Editorial
Rivera Carrera y la justicia de EU
Las vicisitudes por las que atraviesa Norberto Rivera Carrera, arzobispo primado de la ciudad de México, acusado ante un tribunal de Los Angeles por encubrir al sacerdote pederasta Nicolás Aguilar, vuelve a poner sobre la mesa temas políticos y legales conflictivos: el de la actuación de órganos tribunalicios en casos ocurridos parcial o totalmente fuera de sus jurisdicciones, la aplicación extraterritorial de leyes locales y la mengua de las soberanías nacionales en materia judicial.
El asunto adquirió relevancia mundial por primera vez hace 10 diez años, cuando la justicia española reclamó a Inglaterra la extradición de Augusto Pinochet para procesar al ex tirano por algunas de las atrocidades de su régimen. Otros episodios memorables en los que se ha puesto de manifiesto la globalización creciente de los procesos judiciales son, por ejemplo, el que se siguió al ex gobernante serbio Slobodan Milosevic por un tribunal internacional con sede en Holanda, la negativa de Washington a reconocer las atribuciones de la Corte Penal Internacional para juzgar a estadunidenses que cometan crímenes de lesa humanidad o las extradiciones de narcotraficantes colombianos y mexicanos a Estados Unidos por los gobiernos de sus respectivos países.
La arquidiócesis que encabeza el cardenal acusado ha basado la defensa de éste en la supuesta incapacidad de los tribunales californianos para juzgar hechos ocurridos en México, como las agresiones sexuales atribuidas a Aguilar y el encubrimiento que se imputa a Rivera Carrera quien, en su calidad de obispo de Tehuacán y superior del acusado, lo envió a Los Angeles con el presunto propósito de protegerlo de pesquisas judiciales.
El caso, como el de los capos recientemente extraditados al país vecino, pone de manifiesto las pavorosas deficiencias de las instituciones encargadas de procurar e impartir justicia y, además, en lo que toca a los narcotraficantes, la alarmante debilidad del sistema penitenciario mexicano. En efecto, un dato exasperante es la inacción de la justicia nacional ante los ataques sexuales cometidos por Nicolás Aguilar; de hecho, éste transita libremente y hasta da entrevistas telefónicas, como la que publicó este diario el pasado 11 de enero, a pesar de que entre 1997 y 1998 cuatro de las 60 víctimas del sacerdote presentaron denuncias ante los juzgados poblanos. Por supuesto, si no ha prosperado ninguna de esas demandas, las acciones de encubrimiento de que se acusa a Rivera Carrera (documentadas por testimonios que publicó La Jornada el 13 de noviembre del año pasado) no han merecido ni una mirada de las procuradurías y de los tribunales nacionales.
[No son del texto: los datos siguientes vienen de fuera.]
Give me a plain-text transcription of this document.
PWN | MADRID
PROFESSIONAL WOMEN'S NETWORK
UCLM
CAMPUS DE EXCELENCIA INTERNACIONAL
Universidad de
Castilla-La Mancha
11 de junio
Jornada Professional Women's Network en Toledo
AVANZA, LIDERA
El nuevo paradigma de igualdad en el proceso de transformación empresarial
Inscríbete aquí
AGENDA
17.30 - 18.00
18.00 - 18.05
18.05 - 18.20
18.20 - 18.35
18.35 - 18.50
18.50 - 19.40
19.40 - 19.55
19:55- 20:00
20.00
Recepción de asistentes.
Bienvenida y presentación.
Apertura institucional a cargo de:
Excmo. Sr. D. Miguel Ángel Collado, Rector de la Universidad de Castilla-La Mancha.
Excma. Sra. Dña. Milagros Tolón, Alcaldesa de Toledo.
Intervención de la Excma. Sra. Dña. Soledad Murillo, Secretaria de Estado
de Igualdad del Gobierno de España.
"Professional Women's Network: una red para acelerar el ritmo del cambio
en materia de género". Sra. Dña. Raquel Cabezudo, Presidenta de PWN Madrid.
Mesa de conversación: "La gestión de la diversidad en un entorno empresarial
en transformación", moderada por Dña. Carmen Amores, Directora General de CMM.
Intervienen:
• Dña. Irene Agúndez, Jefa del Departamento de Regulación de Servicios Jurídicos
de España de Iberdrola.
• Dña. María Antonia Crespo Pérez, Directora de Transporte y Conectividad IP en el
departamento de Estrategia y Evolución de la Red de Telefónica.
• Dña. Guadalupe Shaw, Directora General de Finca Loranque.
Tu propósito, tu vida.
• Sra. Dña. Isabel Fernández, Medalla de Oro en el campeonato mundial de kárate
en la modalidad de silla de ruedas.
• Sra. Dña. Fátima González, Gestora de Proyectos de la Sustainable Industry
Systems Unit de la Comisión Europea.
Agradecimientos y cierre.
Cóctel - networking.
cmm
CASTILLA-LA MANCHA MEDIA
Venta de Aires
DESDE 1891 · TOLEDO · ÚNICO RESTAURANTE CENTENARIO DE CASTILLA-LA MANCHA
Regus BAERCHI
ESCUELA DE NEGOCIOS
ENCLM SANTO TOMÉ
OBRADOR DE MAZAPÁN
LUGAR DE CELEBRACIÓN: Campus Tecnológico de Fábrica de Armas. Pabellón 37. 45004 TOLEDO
Al margen de las atribuciones que posean o no los tribunales estadunidenses para dar curso a las acusaciones interpuestas por la Red de Sobrevivientes de Abusos Sexuales por Sacerdotes (SNAP, por sus siglas en inglés), los elementos disponibles parecen indicar que ni los abusos de los que se acusa a Aguilar ni la protección que le brindó Rivera Carrera son inventos para extorsionar a la Iglesia católica mexicana, sino hechos reales que causaron un grave daño a víctimas inocentes. A ellos, ha de sumarse la vergüenza de que las instituciones nacionales no hayan tenido la determinación necesaria para esclarecerlos y que la voluntad gubernamental de preservar la impunidad de los sacerdotes pederastas se haya manifestado en forma tan clara que la Secretaría de Gobernación emitió una prohibición de ingresar al territorio nacional a los abogados de la SNAP.
En tales circunstancias, los alegatos de la Arquidiócesis de México y de sus abogados sobre la jurisdicción de los tribunales nacionales parecen un recurso para evitar el proceso penal contra su titular y fortalecen, lejos de despejarlas, las sospechas sobre el encubrimiento que Rivera Carrera pudo brindar a Aguilar. En la medida en que en México no se procure ni se imparta justicia a las víctimas de los sacerdotes pederastas, es lógico e inevitable que los afectados la busquen en otros países.